Baca Juga: Bahaya WFH, Serangan RDP Meroket Hingga 200 Juta Serangan
"Selain pembayaran yang meningkat dan harus diselesaikan, survei menunjukkan bahwa proporsi korban yang membayar juga terus meningkat, meskipun mereka memiliki pilihan lain yang tersedia," kata Wisniewski dalam keterangannya, Selasa (12/7/2022).
Ia menuturkan, banyak perusahaan yang kerap kali mendapatkan tekanan usai dihajar serangan ransomware. Misalnya ada backup (mencadangkan) data yang belum selesai atau keinginan untuk mencegah data yang dicuri muncul di situs kebocoran publik.
Tapi untuk memulihkan data terenkripsi lewat backup, itu dinilai menjadi proses sulit dan memakan waktu. Sehingga perusahaan mungkin tergoda bahwa membayar uang tebusan untuk mendapatkan decryption key adalah pilihan yang lebih cepat.

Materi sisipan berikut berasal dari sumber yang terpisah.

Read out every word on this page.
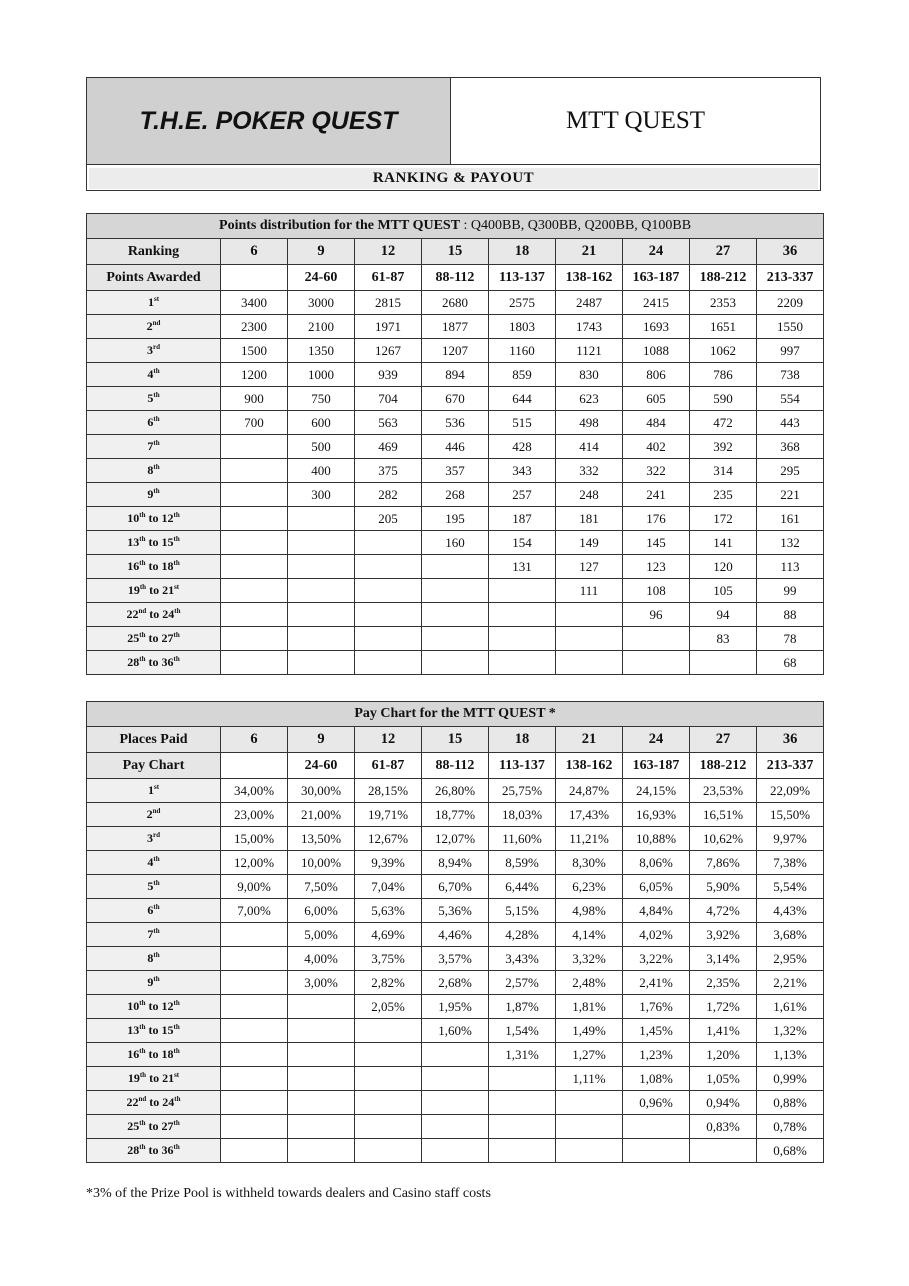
T.H.E. POKER QUEST	MTT QUEST
RANKING & PAYOUT
Points distribution for the MTT QUEST : Q400BB, Q300BB, Q200BB, Q100BB									
Ranking	6	9	12	15	18	21	24	27	36
Points Awarded		24-60	61-87	88-112	113-137	138-162	163-187	188-212	213-337
1st	3400	3000	2815	2680	2575	2487	2415	2353	2209
2nd	2300	2100	1971	1877	1803	1743	1693	1651	1550
3rd	1500	1350	1267	1207	1160	1121	1088	1062	997
4th	1200	1000	939	894	859	830	806	786	738
5th	900	750	704	670	644	623	605	590	554
6th	700	600	563	536	515	498	484	472	443
7th		500	469	446	428	414	402	392	368
8th		400	375	357	343	332	322	314	295
9th		300	282	268	257	248	241	235	221
10th to 12th			205	195	187	181	176	172	161
13th to 15th				160	154	149	145	141	132
16th to 18th					131	127	123	120	113
19th to 21st						111	108	105	99
22nd to 24th							96	94	88
25th to 27th								83	78
28th to 36th									68
Pay Chart for the MTT QUEST *									
Places Paid	6	9	12	15	18	21	24	27	36
Pay Chart		24-60	61-87	88-112	113-137	138-162	163-187	188-212	213-337
1st	34,00%	30,00%	28,15%	26,80%	25,75%	24,87%	24,15%	23,53%	22,09%
2nd	23,00%	21,00%	19,71%	18,77%	18,03%	17,43%	16,93%	16,51%	15,50%
3rd	15,00%	13,50%	12,67%	12,07%	11,60%	11,21%	10,88%	10,62%	9,97%
4th	12,00%	10,00%	9,39%	8,94%	8,59%	8,30%	8,06%	7,86%	7,38%
5th	9,00%	7,50%	7,04%	6,70%	6,44%	6,23%	6,05%	5,90%	5,54%
6th	7,00%	6,00%	5,63%	5,36%	5,15%	4,98%	4,84%	4,72%	4,43%
7th		5,00%	4,69%	4,46%	4,28%	4,14%	4,02%	3,92%	3,68%
8th		4,00%	3,75%	3,57%	3,43%	3,32%	3,22%	3,14%	2,95%
9th		3,00%	2,82%	2,68%	2,57%	2,48%	2,41%	2,35%	2,21%
10th to 12th			2,05%	1,95%	1,87%	1,81%	1,76%	1,72%	1,61%
13th to 15th				1,60%	1,54%	1,49%	1,45%	1,41%	1,32%
16th to 18th					1,31%	1,27%	1,23%	1,20%	1,13%
19th to 21st						1,11%	1,08%	1,05%	0,99%
22nd to 24th							0,96%	0,94%	0,88%
25th to 27th								0,83%	0,78%
28th to 36th									0,68%
*3% of the Prize Pool is withheld towards dealers and Casino staff costs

"Namun, ini juga merupakan pilihan yang penuh dengan risiko. Perusahaan tidak akan tahu apa yang mungkin dilakukan penyerang, seperti menambahkan pintu belakang (backdoor), menyalin kata sandi, dan lainnya," sambung dia.
Wisniewski juga mengatakan kalau 11 persen perusahaan responden mengaku kalau mereka membayar uang tebusan sebesar 1 juta dolar AS atau Rp 14,9 miliar, naik 4 persen dari tahun 2020.
Baca Juga: Bekerja dari Rumah Picu Tren Serangan Siber BEC
Sementara persentase perusahaan yang membayar kurang dari 10.000 dolar AS turun menjadi 21 persen di tahun 2021, dari 34 persen di tahun 2020.
Kemudian selama 2021, 46 persen organisasi yang datanya dienkripsi dalam serangan ransomware telah membayar uang tebusan. Lalu 26 persen perusahaan yang dapat memulihkan data terenkripsi lewat backup juga telah membayar uang tebusan.
Survei Sophos juga mengungkap kalau biaya rata-rata pemulihan dari serangan ransomware di tahun 2021 mencapai 1,4 juta dolar AS atau Rp 20,9 miliar. Sementara waktu perbaikan dari serangan siber itu membutuhkan rata-rata hingga satu bulan.
"Sekitar 90 persen organisasi mengatakan serangan itu mempengaruhi kemampuan mereka untuk beroperasi, dan 86 persen korban dari sektor swasta mengatakan mereka telah kehilangan bisnis dan/atau pendapatan akibat serangan yang terjadi," ungkap Wisniewski.
Namun Sophos juga menemukan kalau banyak organisasi yang sudah mengandalkan asuransi siber untuk membantu mereka pulih dari serangan ransomware.
Disebutkan kalau 83 persen perusahaan menengah memiliki asuransi siber yang melindungi mereka jika terjadi serangan ransomware. Kemudian dari 98 persen insiden yang terjadi, perusahaan asuransi membayar sebagian atau semua biaya yang dikeluarkan dengan 40 persen dari keseluruhan pembayaran mencakup pembayaran tebusan.
"Temuan ini menunjukkan bahwa kita mungkin telah mencapai puncak dalam perjalanan evolusi ransomware, di mana keserakahan penyerang untuk mendapatkan pembayaran tebusan yang lebih tinggi berlawanan dengan terjadinya pengerasan pasar asuransi siber karena perusahaan asuransi semakin berusaha untuk mengurangi risiko dan eksposur ransomware mereka," jelas Wisniewski.